Was macht ein Bild zu einem Kunstwerk? Nicht jedes Bild ist schon ein BILD – und das, was ein Bild zum BILD macht, ist seine ihm eigene lebendige Form. Diese beschreibt Kock vorsichtig mit Formulierungen wie „Stimmigkeit“ (80), „Verdichtung“ (188) oder „Zusammenhangsdichte des Ganzen“ (82). – Als „Ereignis des Offenen“ (81) gibt das Kunstwerk „noch nie Dagewesenes“ (101) zu erkennen. Es lässt den Betrachter Schönheit erleben und vermittelt „Wohlgefallen“ (74). „Nie hat ein Kunstwerk die Welt verändert, sondern ist eine Welterfahrung aus sich“ (210), die jedoch „das wahrhaft Heile“ (80) und „Versöhnungskraft“ (100, 199) zu vermitteln vermag.
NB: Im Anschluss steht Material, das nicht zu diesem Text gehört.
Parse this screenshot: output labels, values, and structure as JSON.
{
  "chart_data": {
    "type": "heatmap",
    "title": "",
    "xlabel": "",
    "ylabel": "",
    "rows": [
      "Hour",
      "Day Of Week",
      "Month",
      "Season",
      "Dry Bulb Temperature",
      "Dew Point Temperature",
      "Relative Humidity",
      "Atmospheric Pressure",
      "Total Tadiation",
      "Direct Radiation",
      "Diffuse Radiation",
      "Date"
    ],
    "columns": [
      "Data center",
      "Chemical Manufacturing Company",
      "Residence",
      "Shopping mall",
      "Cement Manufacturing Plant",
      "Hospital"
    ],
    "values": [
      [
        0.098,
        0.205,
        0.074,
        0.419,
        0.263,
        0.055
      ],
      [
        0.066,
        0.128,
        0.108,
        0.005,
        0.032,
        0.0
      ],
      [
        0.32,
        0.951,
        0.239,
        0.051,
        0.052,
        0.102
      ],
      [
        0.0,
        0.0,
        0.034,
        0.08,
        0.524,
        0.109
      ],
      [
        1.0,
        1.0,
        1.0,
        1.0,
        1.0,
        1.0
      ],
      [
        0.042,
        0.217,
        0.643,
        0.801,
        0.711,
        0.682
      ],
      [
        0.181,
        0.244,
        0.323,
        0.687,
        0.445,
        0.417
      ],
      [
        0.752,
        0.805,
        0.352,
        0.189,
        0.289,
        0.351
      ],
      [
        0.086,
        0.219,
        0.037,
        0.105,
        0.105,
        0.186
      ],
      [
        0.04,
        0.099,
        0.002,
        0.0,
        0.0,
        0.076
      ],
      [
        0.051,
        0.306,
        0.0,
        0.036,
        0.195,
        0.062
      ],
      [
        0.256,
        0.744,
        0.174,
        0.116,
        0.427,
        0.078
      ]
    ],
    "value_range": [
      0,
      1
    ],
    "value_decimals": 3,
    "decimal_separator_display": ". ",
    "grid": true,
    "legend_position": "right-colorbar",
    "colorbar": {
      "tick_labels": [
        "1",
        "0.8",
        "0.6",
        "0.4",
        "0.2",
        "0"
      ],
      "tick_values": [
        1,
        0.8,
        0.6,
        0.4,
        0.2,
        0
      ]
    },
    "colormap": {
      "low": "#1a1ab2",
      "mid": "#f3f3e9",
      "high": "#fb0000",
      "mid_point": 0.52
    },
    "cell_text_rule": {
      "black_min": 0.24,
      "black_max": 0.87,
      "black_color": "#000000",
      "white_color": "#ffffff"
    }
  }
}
Wie lassen sich Bilder als Kunstwerke erkennen? Weil jedes BILD aus sich selbst verstanden werden will, hilft kein nüchternes Abchecken weiter. Als „das Leben der Formen“ erscheint ein BILD dem Betrachter zunächst „als etwas Fremdes“, das nur durch sorgsames und vorsichtiges Abtasten mit den Augen zu etwas „Vertrautem“ (138) wird. BILDER sind nur mit den „Augen der Liebe“ (101) zu verstehen, was viel Übung erfordert. – Kock vertritt zudem die Idee eines imaginären Museums: Denn die neu hinzukommenden BILDER ergänzen, „was immer schon Kunst war“ (109), so dass jüngere und ältere BILDER sich wechselseitig bereichern.

Mit Blick auf die aktuellen Kunstdiskurse, die Macht von Kuratoren und einen überhitzen Kunstmarkt wirken Kocks Gedanken geradezu aus der Welt gefallen, können aber die Diskussion um das, was Kunst eigentlich ist, allemal bereichern. Und außerdem: Sie haben sich bewährt, bilden sie doch den gedanklichen Hintergrund eines reichen und vielfältigen bildnerischen Werks. Das zu entdecken lädt der schöne Band ein.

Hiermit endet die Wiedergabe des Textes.